Due giorni dopo, infatti, è arrivata la notizia della sua morte, ricevuta di balcone in balcone dalla fonte meno prevedibile: la vicina di sotto, che, ammiccando e cercando di farsi sentire anche dalle altre vicine, mi ha comunicato “Ma lo sai chi è morto? Assuntina!”.

Assuntina, che ha deciso di morire, che ha scelto di morire perché il suo amore non era come lei aveva creduto, perché il suo amore non era stato degno delle altezze che lei aveva deciso. Assuntina che aveva voluto vivere quella passione fino alle conseguenze più estreme, senza mediazioni: quell’amore avrebbe rappresentato la sua rivalsa di fronte a una vita e a una società ingiuste e impietose, oppure niente, il niente assoluto. E chi se ne frega della casa in cui era come una regina, delle venti stanze piene di mobili pieni di vestiti e di cibo, dei campi e dei possedimenti, degli uomini che la amavano e che volevano sposarla. Lei se ne sbatteva dell’Assuntina di adesso, quella che ormai aveva un certo peso in paese, che tutti amavano, che faceva volontariato e che aveva saputo tirare su quattro figli maschi, tutti sposati, con famiglia. Lei voleva riscattare l’Assuntina oltraggiata della sua gioventù, quella ragazzina ferita nel cuore da un tradimento atroce, tramato nell’ombra e perpetrato con costanza da una famiglia intera contro di lei, ragazzetta dallo sguardo di mandorla caramellata, colpevole solo di essere povera, di non essere all’altezza. Ma la vita è amara, è ‘rugosa’, come diceva il poeta, e non lascia spazio ai sogni di rivalsa di una ragazzina tradita rimasta sepolta in fondo al cuore di una signora di cinquant’anni. E così quel sogno si è infranto, e con esso sono svanite tutte le ragioni di una vita. Assuntina. Eri riuscita a dimostrare che non eri una nullità, eri diventata ricca, stimata, amata. Ma ti restava un altro pezzo di vita da risolvere, e non ci sei riuscita, e allora perché vivere?
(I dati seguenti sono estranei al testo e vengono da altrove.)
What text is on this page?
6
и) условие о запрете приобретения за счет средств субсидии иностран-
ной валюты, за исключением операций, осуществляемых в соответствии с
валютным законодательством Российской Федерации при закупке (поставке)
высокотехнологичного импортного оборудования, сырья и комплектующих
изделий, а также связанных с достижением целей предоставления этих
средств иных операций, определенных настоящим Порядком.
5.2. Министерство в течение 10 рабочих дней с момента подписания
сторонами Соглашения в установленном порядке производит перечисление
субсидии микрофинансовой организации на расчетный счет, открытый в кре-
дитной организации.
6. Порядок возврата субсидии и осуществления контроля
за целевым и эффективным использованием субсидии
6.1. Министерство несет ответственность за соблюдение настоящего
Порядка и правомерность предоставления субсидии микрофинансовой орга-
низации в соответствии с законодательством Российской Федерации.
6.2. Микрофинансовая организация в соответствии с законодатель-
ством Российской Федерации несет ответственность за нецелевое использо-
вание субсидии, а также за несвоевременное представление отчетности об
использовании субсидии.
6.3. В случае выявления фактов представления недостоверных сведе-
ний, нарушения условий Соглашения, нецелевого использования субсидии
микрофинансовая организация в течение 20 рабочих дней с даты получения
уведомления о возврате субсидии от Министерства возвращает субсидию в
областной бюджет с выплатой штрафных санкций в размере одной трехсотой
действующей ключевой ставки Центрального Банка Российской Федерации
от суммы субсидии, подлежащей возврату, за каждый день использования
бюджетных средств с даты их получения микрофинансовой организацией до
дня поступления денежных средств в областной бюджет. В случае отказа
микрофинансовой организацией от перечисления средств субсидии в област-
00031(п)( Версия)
Te lo dovevo, questo canto…

Prima stroffa!!! “Unna donna tagliattaa pezzetti

futtrovatta inunna valiggia

con la testa staccata dal busto

ohi che gusto, che gusto, che gusto!”

Fatto di sangue e di raccapriccio!

Seconda strofffa ancor più dramatttica!

“Unna donna tagliattaa pezzetti

futtrovatta inunna valiggia

con la testa staccata dal busto

ohi che gusto, che gusto, che gusto!” …

(sfumando)

 

di Maddalena Gregori

4 Risposte a “La ballata di Assuntina (ultima parte)”
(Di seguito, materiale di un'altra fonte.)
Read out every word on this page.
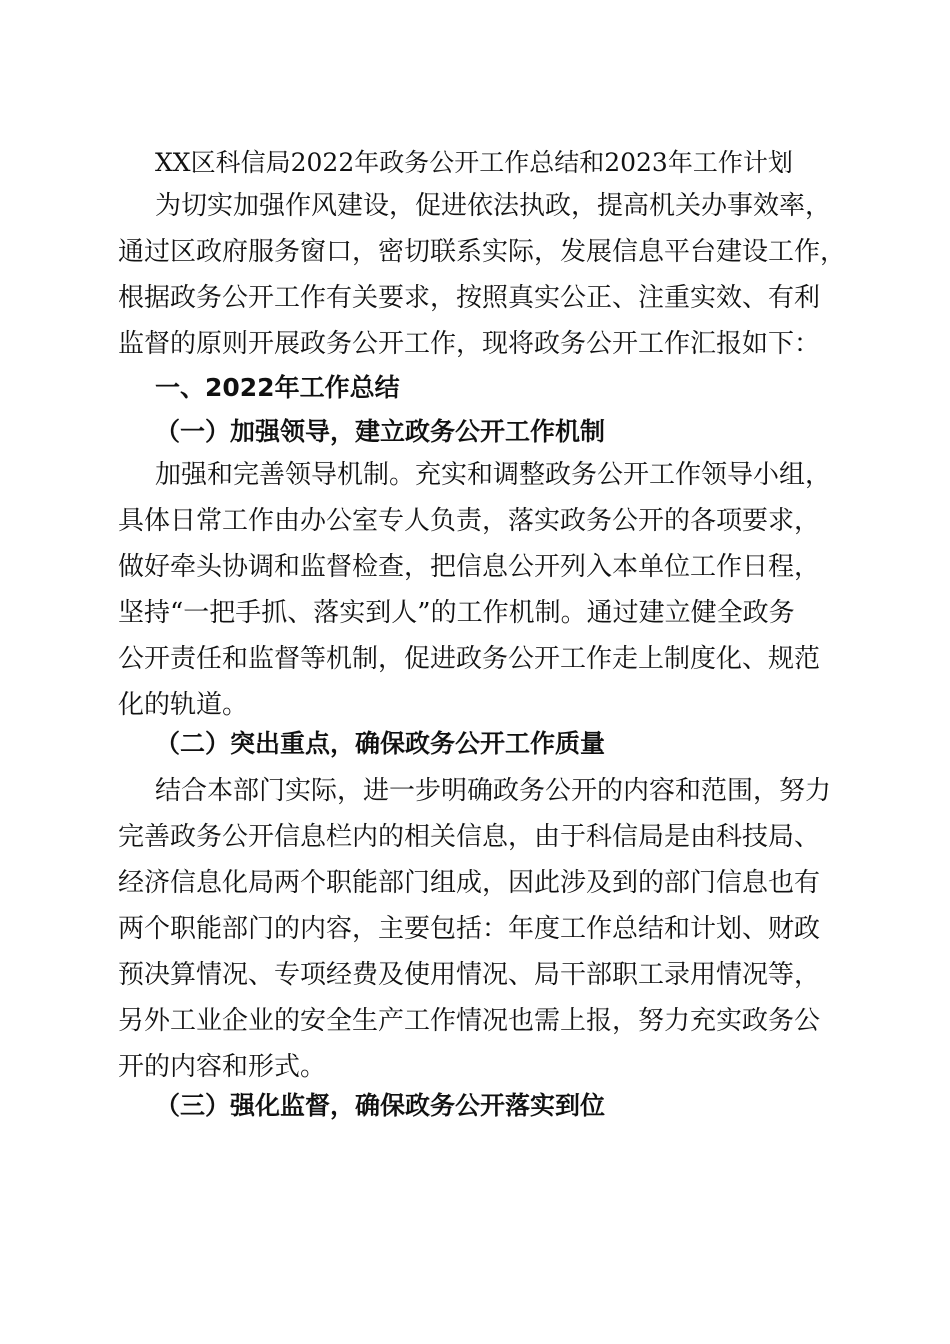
XX区科信局2022年政务公开工作总结和2023年工作计划
为切实加强作风建设，促进依法执政，提高机关办事效率，
通过区政府服务窗口，密切联系实际，发展信息平台建设工作，
根据政务公开工作有关要求，按照真实公正、注重实效、有利
监督的原则开展政务公开工作，现将政务公开工作汇报如下：
一、2022年工作总结
（一）加强领导，建立政务公开工作机制
加强和完善领导机制。充实和调整政务公开工作领导小组，
具体日常工作由办公室专人负责，落实政务公开的各项要求，
做好牵头协调和监督检查，把信息公开列入本单位工作日程，
坚持“一把手抓、落实到人”的工作机制。通过建立健全政务
公开责任和监督等机制，促进政务公开工作走上制度化、规范
化的轨道。
（二）突出重点，确保政务公开工作质量
结合本部门实际，进一步明确政务公开的内容和范围，努力
完善政务公开信息栏内的相关信息，由于科信局是由科技局、
经济信息化局两个职能部门组成，因此涉及到的部门信息也有
两个职能部门的内容，主要包括：年度工作总结和计划、财政
预决算情况、专项经费及使用情况、局干部职工录用情况等，
另外工业企业的安全生产工作情况也需上报，努力充实政务公
开的内容和形式。
（三）强化监督，确保政务公开落实到位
  1. Concordo, commossa, con Rosina.
    La “fantasia di Pasquale”, da sogno infranto a ossessione divorante, passando attraverso l’inganno e la perdita, la conquista di un’esistenza dignitosa e il riscatto, di nuovo il sogno a portata di mano e la manipolazione di Pasquale, la sconfitta, l’inferno e la rinuncia. Tristemente incredibile, eppur succede ad alcune anime.